L'arbitro giocatore

Volenti o nolenti, Luigi Di Maio e Matteo Salvini dovranno fare i conti con il presidente della Repubblica

Milano, 21 maggio 2018  -Il premier del governo giallo-verde c’è o, almeno, ci sarebbe. Perché, volenti o nolenti, Luigi Di Maio e Matteo Salvini dovranno fare i conti con il presidente della Repubblica e solo alla fine del passaggio al Quirinale scopriremo se l’incarico, come pare, sarà conferito effettivamente al professore Giuseppe Conte. Il nome è di tutto rispetto e circolava da giorni.

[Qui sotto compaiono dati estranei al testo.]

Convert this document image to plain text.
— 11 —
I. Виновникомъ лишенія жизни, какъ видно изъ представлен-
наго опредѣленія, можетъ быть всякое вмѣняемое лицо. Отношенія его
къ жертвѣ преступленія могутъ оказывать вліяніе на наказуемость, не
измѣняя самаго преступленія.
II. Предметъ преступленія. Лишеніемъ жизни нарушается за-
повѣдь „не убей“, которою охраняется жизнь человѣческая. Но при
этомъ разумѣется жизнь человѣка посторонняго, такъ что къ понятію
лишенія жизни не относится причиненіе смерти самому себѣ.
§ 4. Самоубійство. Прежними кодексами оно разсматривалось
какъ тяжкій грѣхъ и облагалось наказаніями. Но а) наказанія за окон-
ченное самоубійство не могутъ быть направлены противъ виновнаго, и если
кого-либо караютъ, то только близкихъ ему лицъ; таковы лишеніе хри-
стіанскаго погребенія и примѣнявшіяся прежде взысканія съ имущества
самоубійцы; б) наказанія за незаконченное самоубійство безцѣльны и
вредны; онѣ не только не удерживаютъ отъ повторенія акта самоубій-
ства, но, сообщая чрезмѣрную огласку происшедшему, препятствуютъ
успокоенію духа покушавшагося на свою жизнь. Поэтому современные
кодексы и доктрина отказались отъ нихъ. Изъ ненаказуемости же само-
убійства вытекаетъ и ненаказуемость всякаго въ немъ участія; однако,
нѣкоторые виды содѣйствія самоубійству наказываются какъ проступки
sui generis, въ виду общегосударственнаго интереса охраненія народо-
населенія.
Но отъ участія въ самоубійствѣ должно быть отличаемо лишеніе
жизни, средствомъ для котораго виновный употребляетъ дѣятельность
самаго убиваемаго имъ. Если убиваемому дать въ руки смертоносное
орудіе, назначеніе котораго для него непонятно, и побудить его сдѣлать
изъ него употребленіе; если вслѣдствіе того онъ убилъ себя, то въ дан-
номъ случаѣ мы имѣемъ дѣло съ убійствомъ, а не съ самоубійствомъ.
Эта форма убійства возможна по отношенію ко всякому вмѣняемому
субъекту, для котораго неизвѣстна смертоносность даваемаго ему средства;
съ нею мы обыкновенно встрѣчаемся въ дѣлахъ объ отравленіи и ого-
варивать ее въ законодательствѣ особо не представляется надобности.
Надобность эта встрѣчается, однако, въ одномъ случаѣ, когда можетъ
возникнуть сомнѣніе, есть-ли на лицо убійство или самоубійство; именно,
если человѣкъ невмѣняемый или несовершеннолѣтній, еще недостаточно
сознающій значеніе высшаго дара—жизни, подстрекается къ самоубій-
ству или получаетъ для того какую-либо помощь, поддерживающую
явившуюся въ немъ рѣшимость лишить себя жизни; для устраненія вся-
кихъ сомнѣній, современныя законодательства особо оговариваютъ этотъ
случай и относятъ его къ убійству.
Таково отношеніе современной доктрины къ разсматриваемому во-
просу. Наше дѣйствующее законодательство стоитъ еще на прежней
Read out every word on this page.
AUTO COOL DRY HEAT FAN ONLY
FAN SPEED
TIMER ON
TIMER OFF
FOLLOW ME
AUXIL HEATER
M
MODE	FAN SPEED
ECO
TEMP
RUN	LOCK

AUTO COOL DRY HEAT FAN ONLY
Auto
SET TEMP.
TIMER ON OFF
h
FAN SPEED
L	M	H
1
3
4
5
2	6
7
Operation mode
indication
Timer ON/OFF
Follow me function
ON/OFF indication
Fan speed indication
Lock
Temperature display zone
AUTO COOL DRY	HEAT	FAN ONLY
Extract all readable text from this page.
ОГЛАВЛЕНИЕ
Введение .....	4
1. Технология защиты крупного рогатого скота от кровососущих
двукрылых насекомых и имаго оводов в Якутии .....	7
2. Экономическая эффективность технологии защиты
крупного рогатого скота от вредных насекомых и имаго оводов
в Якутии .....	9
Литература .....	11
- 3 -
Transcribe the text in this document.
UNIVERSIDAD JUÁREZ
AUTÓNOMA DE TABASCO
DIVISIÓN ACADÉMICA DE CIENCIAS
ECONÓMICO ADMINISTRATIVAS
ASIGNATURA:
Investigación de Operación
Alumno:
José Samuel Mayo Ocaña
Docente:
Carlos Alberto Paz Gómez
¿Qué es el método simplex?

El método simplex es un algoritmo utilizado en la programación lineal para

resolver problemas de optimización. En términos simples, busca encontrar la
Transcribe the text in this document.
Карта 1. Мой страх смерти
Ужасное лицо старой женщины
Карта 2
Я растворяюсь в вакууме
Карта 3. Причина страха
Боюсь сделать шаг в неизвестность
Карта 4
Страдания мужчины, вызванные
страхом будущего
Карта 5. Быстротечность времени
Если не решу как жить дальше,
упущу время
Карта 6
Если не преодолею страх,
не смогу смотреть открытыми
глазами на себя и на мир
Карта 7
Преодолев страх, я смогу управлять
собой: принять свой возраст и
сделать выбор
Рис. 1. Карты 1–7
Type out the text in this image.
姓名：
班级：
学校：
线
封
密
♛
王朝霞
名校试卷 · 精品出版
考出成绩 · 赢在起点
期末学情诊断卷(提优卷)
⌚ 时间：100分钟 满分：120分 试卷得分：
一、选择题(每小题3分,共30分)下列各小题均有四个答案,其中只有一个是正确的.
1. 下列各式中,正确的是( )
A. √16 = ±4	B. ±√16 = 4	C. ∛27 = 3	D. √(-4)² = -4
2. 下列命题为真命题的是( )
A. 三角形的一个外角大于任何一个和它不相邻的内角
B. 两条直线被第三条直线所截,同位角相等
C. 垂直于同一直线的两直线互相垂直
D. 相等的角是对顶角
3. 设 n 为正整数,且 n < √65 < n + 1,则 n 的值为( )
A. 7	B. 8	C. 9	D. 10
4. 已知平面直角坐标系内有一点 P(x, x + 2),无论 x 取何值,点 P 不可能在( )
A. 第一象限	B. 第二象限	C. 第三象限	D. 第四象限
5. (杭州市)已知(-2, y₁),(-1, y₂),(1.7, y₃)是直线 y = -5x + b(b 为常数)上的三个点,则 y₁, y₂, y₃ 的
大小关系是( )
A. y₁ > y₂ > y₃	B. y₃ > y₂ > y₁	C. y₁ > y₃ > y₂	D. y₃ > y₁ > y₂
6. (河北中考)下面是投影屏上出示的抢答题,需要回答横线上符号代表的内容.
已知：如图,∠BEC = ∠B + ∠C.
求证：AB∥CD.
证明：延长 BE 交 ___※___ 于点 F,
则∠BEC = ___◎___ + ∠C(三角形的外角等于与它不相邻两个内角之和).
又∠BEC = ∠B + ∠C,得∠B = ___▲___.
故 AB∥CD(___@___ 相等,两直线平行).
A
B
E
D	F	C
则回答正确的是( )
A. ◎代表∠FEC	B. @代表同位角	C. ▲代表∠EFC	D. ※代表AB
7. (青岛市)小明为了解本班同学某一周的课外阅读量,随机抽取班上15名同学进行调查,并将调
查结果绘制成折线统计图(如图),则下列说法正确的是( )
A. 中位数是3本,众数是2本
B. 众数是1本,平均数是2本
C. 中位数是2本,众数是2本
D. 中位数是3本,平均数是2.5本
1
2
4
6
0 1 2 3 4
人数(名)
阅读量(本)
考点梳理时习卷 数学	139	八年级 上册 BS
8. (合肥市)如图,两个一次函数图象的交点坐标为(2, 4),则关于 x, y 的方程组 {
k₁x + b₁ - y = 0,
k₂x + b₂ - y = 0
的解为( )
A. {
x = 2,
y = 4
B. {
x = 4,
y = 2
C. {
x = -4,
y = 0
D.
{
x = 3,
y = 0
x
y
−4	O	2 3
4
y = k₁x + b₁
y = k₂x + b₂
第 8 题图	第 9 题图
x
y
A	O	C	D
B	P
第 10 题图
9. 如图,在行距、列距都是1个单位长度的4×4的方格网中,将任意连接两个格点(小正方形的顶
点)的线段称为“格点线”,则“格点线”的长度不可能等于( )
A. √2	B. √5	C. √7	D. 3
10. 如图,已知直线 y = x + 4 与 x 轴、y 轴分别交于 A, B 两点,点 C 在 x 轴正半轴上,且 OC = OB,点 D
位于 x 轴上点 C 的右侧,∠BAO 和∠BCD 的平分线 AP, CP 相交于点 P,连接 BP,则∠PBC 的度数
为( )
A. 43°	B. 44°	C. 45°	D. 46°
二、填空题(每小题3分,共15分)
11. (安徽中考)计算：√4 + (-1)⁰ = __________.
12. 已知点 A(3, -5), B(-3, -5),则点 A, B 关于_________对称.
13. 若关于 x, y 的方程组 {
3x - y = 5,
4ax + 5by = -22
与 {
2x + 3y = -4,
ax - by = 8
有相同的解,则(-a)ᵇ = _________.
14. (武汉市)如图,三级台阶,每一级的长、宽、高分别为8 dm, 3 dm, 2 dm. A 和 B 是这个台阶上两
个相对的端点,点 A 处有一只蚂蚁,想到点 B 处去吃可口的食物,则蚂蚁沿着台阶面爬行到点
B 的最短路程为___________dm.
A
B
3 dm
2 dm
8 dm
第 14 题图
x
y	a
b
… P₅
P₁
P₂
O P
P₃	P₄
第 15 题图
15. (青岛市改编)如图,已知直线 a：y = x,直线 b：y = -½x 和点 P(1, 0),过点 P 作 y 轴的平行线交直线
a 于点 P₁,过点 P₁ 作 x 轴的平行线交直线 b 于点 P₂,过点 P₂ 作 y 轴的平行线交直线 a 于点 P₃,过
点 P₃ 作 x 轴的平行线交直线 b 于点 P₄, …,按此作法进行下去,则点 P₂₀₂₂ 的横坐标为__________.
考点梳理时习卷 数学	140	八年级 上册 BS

Ma è e rimane un nome «terzo». Il che sarebbe andato bene per un esecutivo neutro, tecnico o istituzionale, non certo per un governo «politico» a tutto tondo, come è quello, nascituro, tra Lega e 5 Stelle. Non è detto che il capo dello Stato non faccia rilevare questa «stonatura». E poco vale che nella compagine ministeriale entreranno direttamente i due leader con incarichi di peso e di rilievo. Il premier è il premier e non a caso i governi si chiamano con il nome del primo ministro. Si dirà che la situazione è per molteplici versi inedita e straordinaria, con un insormontabile veto salviniano alla premiership di Di Maio: e questo spiega e avalla l’anomalia di un presidente del Consiglio esterno. Eppure, per due partiti-movimenti che hanno nel loro Dna addirittura la democrazia diretta (vedasi alla voce voto online su piattaforma Rousseau, ‘gazebarie’ e parlamentarie varie), è una contraddizione non dissimulabile la scelta (o, meglio, l’indicazione) di un professore «non eletto» alla guida del governo. Più che di un «capo» del governo, siamo (o saremmo) in presenza di un amministratore delegato o di un «esecutore» del contratto stipulato dai due azionisti di maggioranza.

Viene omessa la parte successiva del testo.